むくつけき漢の大胸筋か、カチカチのお尻が好きなのでは無いのですか?」
「なんでそうなるかなぁ!?
普通に、柔らかくていい匂いのする女の子が大好きですぅ!!!」
半ば自棄に近い状態となっているのか、かなりあられもない発言をポンポンと暴発させるヒギンズ。
半ば決め付けに近しい尋問を、嬉々とした表情にて繰り出すナタリアに対して必死なのは理解出来るが、本来ならば秘して黙するのが正解なハズの単語までが、ポンポンと口から零れ落ちることとなってしまっていた。
その為、本人の恋人であるタチアナは耳まで真っ赤に染めて顔を手で覆って俯き、セレンはアレスを盾として一歩下がってから蔑む様な視線を送り、セシリアは若干顔を赤らめながらも聞いていないフリをして、アレスとガリアンは沈黙を守り通して石像と化していた。
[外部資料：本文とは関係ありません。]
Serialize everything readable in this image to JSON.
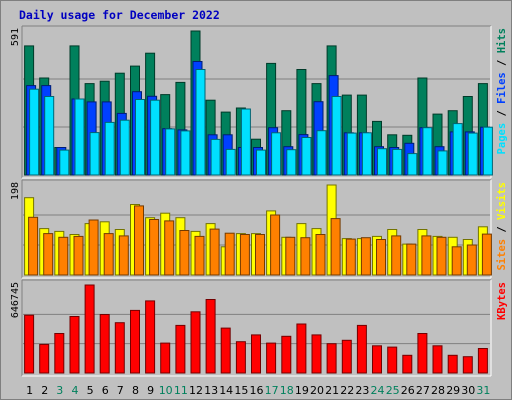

…………なお、この後、どうにかタチアナからの誤解を解く事に成功したヒギンズは、この際にぶち撒けたアレコレによって地面へと蹲る事になったり、セレンと確実に距離を置かれる事となったり、自身への流れ弾を恐れたアレスとガリアンによって本来ならば受けられたであろうフォローをされずにいた為に、少々メンタル的なダメージを受ける事となったりもしたのだが、そうこうしている内に『サンクタム聖王国』の内部へと至った事もあり、半ば無理矢理普段の調子へと合わせて行く事となるのであった……。